Monday, 26 September 2016
Last updated 2 days ago
May 3 2011 | 4:06am ET
Embattled hedge fund NIR Group has one less thing to worry about. A New York state judge has thrown out a lawsuit against the Long Island firm accusing it of refusing to pay out redemptions, allegedly because doing so "would expose [NIR's] inflated valuation of the fund's assets."
The court did not rule on the merits of Palmetto Partners' March 2009 complaint; instead, it noted that the firm had filed it five days before the deadline for NIR to fill their redemption request. And the judge rejected Palmetto's argument that NIR's announcement that is was suspending redemptions was a contract violation; instead, it merely "notified investors that, in light of market conditions and liquidity concerns, investor withdrawals were not being suspended for the foreseeable future."
The setback for Palmetto comes just months after the firm was given the right to depose NIR founder Corey Ribotsky.
Palmetto and another aggrieved NIR investor, Stephen Mizel, have claimed that the Roslyn, N.Y.-based firm "provided investors with valuations of the fund's securities which are wholly fanciful" and that the hedge fund "has all the indicia of a scam."
NIR claims that its fund, which invests primarily in private investments in public equities transactions, enjoyed positive returns in 114 of 117 months.

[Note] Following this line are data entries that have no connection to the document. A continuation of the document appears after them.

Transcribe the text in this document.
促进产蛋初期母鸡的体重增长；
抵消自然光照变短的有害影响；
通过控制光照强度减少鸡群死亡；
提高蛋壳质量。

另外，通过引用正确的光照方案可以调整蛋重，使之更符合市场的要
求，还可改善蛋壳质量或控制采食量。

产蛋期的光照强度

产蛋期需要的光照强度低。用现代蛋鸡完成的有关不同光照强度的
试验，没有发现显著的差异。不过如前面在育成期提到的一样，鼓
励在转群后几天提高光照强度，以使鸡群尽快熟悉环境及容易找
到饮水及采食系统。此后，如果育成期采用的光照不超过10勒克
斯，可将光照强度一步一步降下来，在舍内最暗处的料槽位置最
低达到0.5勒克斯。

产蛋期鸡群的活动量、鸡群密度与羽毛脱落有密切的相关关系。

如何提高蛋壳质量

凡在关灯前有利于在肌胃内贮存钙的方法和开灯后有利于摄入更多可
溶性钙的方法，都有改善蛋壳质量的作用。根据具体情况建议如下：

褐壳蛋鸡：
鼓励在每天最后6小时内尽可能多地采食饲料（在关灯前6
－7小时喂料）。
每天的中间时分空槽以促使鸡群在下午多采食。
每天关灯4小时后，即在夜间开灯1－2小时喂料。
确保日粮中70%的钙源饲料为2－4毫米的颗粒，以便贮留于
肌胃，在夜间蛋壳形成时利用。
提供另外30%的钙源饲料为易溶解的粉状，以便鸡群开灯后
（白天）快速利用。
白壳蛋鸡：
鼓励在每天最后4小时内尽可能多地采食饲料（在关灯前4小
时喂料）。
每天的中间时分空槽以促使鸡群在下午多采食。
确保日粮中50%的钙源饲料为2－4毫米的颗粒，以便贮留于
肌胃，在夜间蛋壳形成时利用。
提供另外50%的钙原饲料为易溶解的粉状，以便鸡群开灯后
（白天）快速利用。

In January, Ribotsky fired back, saying he was being "maligned in the press" and assuring investors in a letter that "we do not believe NIR has engaged in any wrongdoing."
NIR faces a federal investigation into whether it paid kickbacks in exchange for helping it inflate the value of its assets. Last year, a former analyst at the firm pleaded guilty to taking kickbacks, but the hedge fund emphasized that Daryl Dworkin "took steps to conceal the kickbacks from NIR's senior management."
NIR has said it is cooperating with the government probe.